Provisions cover addiction services, regulation of drugs
December 9, 2016
Republican Newsroom

State Representative Robert Sprague (R-Findlay) applauded the Ohio House of Representatives for building on previous legislative work by passing comprehensive legislation to address Ohio’s opioid addiction epidemic. The bill, which is considered the opioid mid-biennium review proposal from Governor John Kasich, includes various provisions to help stop the scourge of drug addiction in Ohio.

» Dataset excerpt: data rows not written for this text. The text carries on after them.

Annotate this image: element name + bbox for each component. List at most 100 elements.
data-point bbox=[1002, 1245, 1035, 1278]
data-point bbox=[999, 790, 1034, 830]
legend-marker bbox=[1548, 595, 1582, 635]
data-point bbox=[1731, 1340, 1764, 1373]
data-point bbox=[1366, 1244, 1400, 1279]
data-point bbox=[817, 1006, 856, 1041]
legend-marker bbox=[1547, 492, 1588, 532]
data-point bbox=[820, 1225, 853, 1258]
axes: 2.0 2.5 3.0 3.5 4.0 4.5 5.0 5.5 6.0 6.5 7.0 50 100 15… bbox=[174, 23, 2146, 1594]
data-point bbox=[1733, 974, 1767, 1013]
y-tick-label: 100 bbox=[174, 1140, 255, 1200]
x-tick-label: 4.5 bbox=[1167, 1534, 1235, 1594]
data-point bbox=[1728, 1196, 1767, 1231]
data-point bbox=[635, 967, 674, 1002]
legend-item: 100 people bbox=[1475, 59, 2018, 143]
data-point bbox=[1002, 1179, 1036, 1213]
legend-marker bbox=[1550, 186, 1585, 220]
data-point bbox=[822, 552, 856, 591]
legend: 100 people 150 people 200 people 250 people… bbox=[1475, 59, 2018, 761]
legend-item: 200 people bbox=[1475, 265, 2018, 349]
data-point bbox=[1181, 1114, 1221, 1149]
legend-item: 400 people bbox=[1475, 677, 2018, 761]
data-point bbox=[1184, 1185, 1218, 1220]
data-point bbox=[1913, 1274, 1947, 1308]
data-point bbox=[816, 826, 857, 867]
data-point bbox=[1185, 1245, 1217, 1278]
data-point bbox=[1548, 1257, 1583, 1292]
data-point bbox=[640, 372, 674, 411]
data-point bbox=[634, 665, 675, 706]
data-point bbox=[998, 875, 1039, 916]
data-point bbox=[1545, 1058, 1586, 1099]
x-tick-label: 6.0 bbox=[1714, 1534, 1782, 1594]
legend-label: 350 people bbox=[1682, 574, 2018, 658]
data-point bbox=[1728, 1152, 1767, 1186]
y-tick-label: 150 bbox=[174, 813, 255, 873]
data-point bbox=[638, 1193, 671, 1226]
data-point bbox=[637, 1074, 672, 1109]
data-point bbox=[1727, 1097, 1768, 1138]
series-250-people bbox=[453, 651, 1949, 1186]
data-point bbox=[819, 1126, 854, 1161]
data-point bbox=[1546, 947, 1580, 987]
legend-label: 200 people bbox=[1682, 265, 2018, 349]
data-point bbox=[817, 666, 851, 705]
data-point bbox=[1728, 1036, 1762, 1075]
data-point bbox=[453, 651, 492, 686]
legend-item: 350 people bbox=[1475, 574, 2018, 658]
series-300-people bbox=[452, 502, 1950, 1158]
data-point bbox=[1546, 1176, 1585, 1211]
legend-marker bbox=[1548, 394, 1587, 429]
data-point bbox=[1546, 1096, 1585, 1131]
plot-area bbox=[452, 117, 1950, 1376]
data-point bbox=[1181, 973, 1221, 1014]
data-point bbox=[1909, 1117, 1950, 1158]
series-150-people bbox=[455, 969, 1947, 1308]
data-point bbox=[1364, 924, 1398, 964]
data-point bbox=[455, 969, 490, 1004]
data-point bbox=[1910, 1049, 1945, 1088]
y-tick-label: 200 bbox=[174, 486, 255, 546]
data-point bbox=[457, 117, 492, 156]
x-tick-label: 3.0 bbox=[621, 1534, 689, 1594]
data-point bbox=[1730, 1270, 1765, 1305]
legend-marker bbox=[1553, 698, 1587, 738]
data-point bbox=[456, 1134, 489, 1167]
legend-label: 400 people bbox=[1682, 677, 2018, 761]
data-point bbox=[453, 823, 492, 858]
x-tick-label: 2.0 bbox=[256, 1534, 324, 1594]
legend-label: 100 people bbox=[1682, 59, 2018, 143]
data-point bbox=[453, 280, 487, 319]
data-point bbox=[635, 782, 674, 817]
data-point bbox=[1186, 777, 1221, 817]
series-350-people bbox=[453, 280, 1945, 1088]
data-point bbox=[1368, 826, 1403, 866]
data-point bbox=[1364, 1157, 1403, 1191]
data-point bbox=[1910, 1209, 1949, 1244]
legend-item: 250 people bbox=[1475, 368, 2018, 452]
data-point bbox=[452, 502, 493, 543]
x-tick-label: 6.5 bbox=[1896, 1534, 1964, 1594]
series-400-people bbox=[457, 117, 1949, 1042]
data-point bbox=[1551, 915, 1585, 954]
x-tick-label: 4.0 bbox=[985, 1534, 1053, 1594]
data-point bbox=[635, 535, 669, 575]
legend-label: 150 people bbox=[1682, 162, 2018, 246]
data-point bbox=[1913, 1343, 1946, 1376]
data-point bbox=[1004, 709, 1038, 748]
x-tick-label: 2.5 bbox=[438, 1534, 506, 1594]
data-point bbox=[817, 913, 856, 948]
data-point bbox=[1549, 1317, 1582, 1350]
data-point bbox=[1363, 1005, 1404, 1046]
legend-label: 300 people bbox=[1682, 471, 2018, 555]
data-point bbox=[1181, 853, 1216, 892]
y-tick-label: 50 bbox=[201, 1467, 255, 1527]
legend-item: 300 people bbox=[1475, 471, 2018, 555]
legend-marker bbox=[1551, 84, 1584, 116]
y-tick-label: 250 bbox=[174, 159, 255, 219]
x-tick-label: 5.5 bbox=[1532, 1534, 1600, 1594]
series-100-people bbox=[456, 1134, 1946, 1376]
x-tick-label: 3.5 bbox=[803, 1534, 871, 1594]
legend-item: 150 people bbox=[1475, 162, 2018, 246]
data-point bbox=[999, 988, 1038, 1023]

The House-passed version of Senate Bill 319, sponsored by Senator John Eklund (R-Munson Township), contains various provisions, some of which include:

• Reducing the number of prescription opioids being mishandled and illegally diverted by implementing additional oversight for certain entities and state licensees
• Removing the link between financial reimbursement and prescribers deciding to provide or not provide prescription narcotics
• Requiring prescribers to show that opioids prescribed for chronic pain are medically necessary, while promoting the use of medical treatments that can potentially address the underlying conditions that cause chronic pain
• Civil immunity protections for law enforcement that carry and administer naloxone
• Authorizing additional entities to provide access to the life-saving medication, naloxone
• Improving and expanding access to behavioral health treatment throughout Ohio
• Providing a path of recovery for pregnant mothers that have an addiction, which will promote better health outcomes for expecting mothers and their babies

Rep. Sprague, who also chairs the Finance Subcommittee on Health and Human Services, provided a statement regarding the bill:

“The passage of Senate Bill 319 is another step in the right direction to address our state’s addiction epidemic,” said Rep. Sprague. “Building on our previous work, this bill, among other provisions, will prevent Ohioans from becoming addicted to prescription opioids and increase access to treatment.”

The bill now goes to the Governor for further consideration.